Mbuyisa v S (183/11) [2011] ZASCA 146

In the 2011 case of Mbuyisa v S (183/11) ZASCA 146 the Supreme Court of Appeal of South Africa determined that there was no error by the sentencing judge in not considering restorative justice. The court held that restorative justice should not be devalued by use in inappropriate matters. The offence, pouring petrol over the victim and setting him alight, was brutal and severe. Therefore, a restorative justice order was not considered appropriate (para. 17).

R v Schell, 2015 ONSC 6013

In the 2015 case of R v Schell ONSC 6013 the Ontario Superior Court of Justice decided upon a ‘creative’ sentence of three months to be served intermittently, in line with the principles in Gladue and Ipeelee (para. 40). The defendant, who had committed a robbery and assault, was eager to get back to work, and was likely to find work relatively quickly in his relevant field. The court also considered that employment was very important for the progress and self-esteem of the offender (para. 41).

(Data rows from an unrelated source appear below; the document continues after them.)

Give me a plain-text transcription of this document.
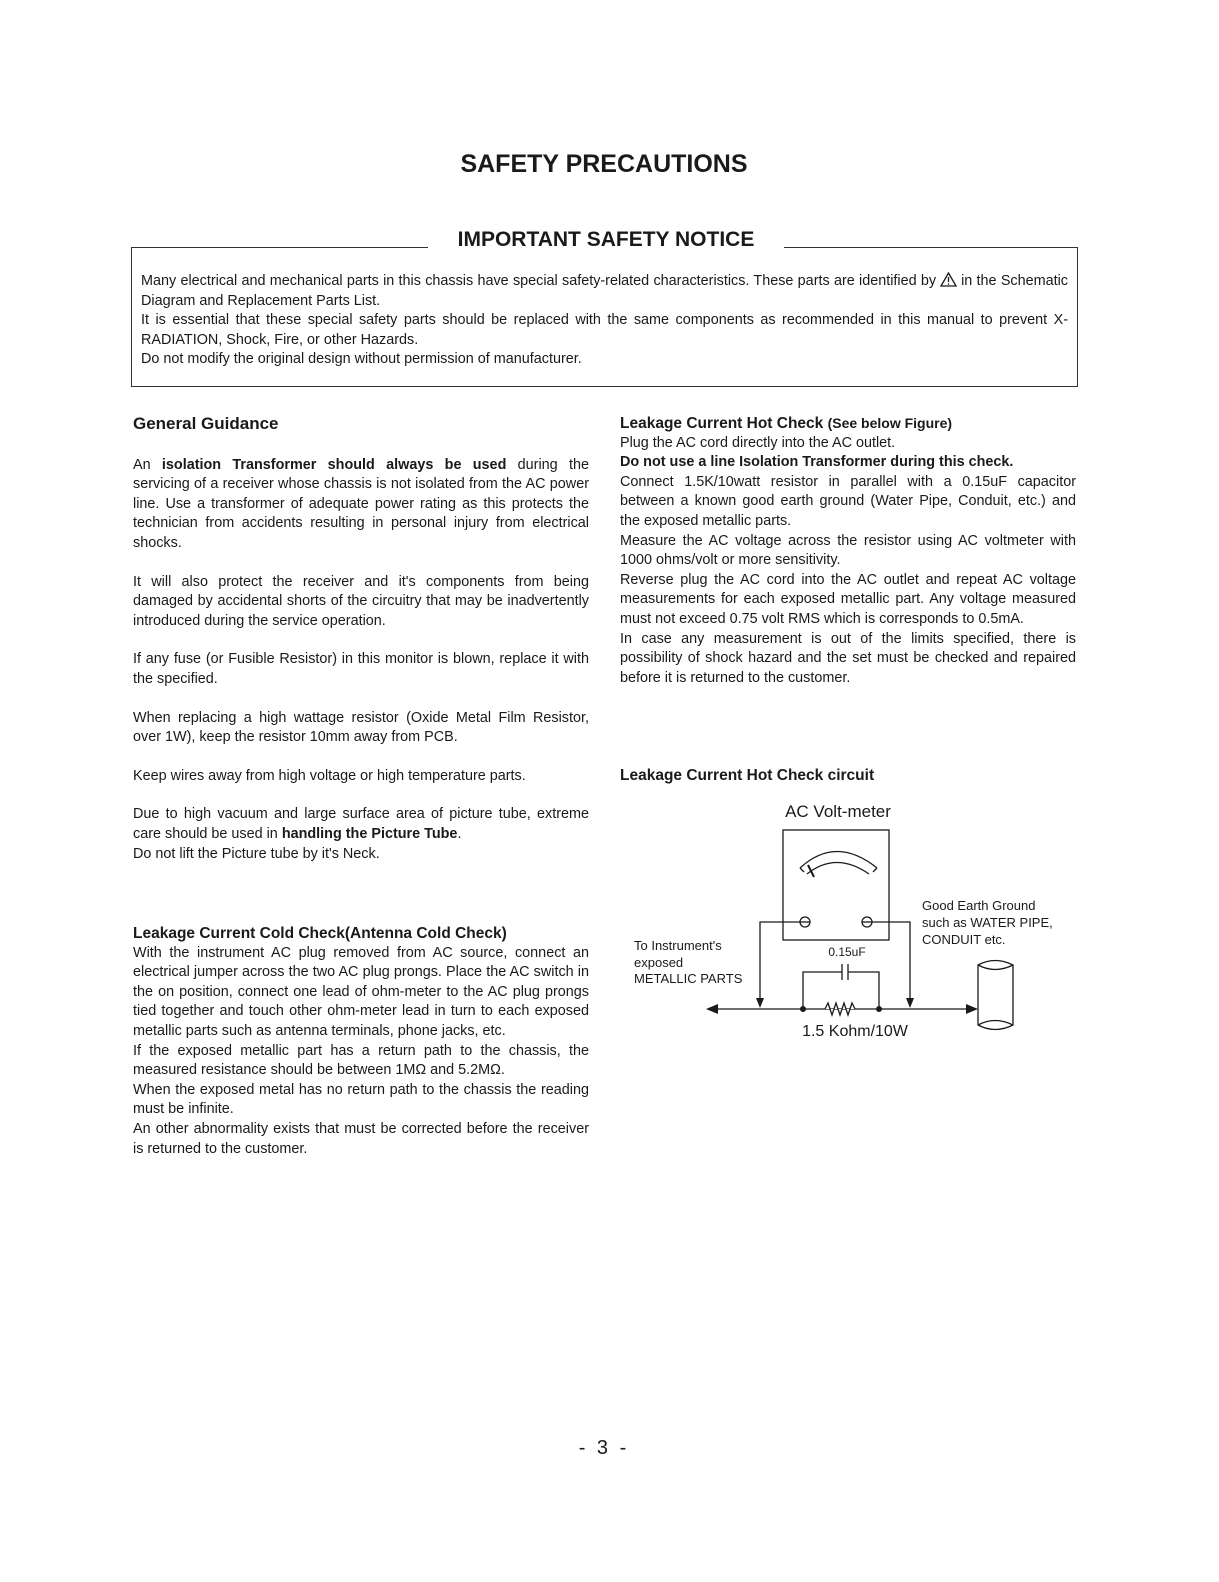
SAFETY PRECAUTIONS
IMPORTANT SAFETY NOTICE
Many electrical and mechanical parts in this chassis have special safety-related characteristics. These parts are identified by in the Schematic Diagram and Replacement Parts List.
It is essential that these special safety parts should be replaced with the same components as recommended in this manual to prevent X-RADIATION, Shock, Fire, or other Hazards.
Do not modify the original design without permission of manufacturer.
General Guidance

An isolation Transformer should always be used during the servicing of a receiver whose chassis is not isolated from the AC power line. Use a transformer of adequate power rating as this protects the technician from accidents resulting in personal injury from electrical shocks.

It will also protect the receiver and it's components from being damaged by accidental shorts of the circuitry that may be inadvertently introduced during the service operation.

If any fuse (or Fusible Resistor) in this monitor is blown, replace it with the specified.

When replacing a high wattage resistor (Oxide Metal Film Resistor, over 1W), keep the resistor 10mm away from PCB.

Keep wires away from high voltage or high temperature parts.

Due to high vacuum and large surface area of picture tube, extreme care should be used in handling the Picture Tube.

Do not lift the Picture tube by it's Neck.

Leakage Current Cold Check(Antenna Cold Check)

With the instrument AC plug removed from AC source, connect an electrical jumper across the two AC plug prongs. Place the AC switch in the on position, connect one lead of ohm-meter to the AC plug prongs tied together and touch other ohm-meter lead in turn to each exposed metallic parts such as antenna terminals, phone jacks, etc.

If the exposed metallic part has a return path to the chassis, the measured resistance should be between 1MΩ and 5.2MΩ.

When the exposed metal has no return path to the chassis the reading must be infinite.

An other abnormality exists that must be corrected before the receiver is returned to the customer.

Leakage Current Hot Check (See below Figure)

Plug the AC cord directly into the AC outlet.

Do not use a line Isolation Transformer during this check.

Connect 1.5K/10watt resistor in parallel with a 0.15uF capacitor between a known good earth ground (Water Pipe, Conduit, etc.) and the exposed metallic parts.

Measure the AC voltage across the resistor using AC voltmeter with 1000 ohms/volt or more sensitivity.

Reverse plug the AC cord into the AC outlet and repeat AC voltage measurements for each exposed metallic part. Any voltage measured must not exceed 0.75 volt RMS which is corresponds to 0.5mA.

In case any measurement is out of the limits specified, there is possibility of shock hazard and the set must be checked and repaired before it is returned to the customer.

Leakage Current Hot Check circuit
AC Volt-meter
To Instrument's
exposed
METALLIC PARTS
Good Earth Ground
such as WATER PIPE,
CONDUIT etc.
0.15uF
1.5 Kohm/10W
- 3 -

Dickerson v Police [2016] NZHC 801 (27 April 2016)

In the 2016 case of Dickerson v Police NZHC 801 the appellant, while on bail for assaulting his brother and grandmother, assaulted his partner. The appellant attended restorative justice with his partner, and the judge reduced the sentence by 28 percent, with the majority of the discount for a guilty plea. The High Court of New Zealand held that the sentencing judge is not required to go into ‘chapter and verse’ regarding their decision (para. 33).

R v Corbin [2016] NZHC 2570 (27 October 2016)

 

In the 2016 case of R v Corbin NZHC 2570 the High Court of New Zealand found that a willingness to engage in a restorative justice conference with the victim, accompanied by remorse, evidenced the victim’s positive insight into his offending (para. 23). A two-month discount was allowed to provide for these positive aspects (para. 24).

Tupu v Police [2014] NZHC 743 (9 April 2014)

In the 2014 case of Tupu v Police NZHC 743 the appellant appealed against a decision declining her application for discharge without conviction for assault. The High Court of New Zealand held that a positive outcome resulting from a restorative justice conference was significant and should have played a stronger role in the sentencing judge’s assessment. The remorse following the conference ‘did much to ameliorate the gravity of the offending’ (para. 26). Accordingly, the appeal was allowed, and the appellant was discharged without conviction.

Katoa v Police [2015] NZHC 1562

In the 2015 case of Katoa v Police NZHC 1562, the appellant pleaded guilty to an aggravated robbery and common assault charge. The case involved an appeal that considered whether a sentence discount should have been given for the defendant’s willingness to engage in restorative justice. The High Court of New Zealand held that it was appropriate for the sentencing judge not to allow a discount for willingness alone.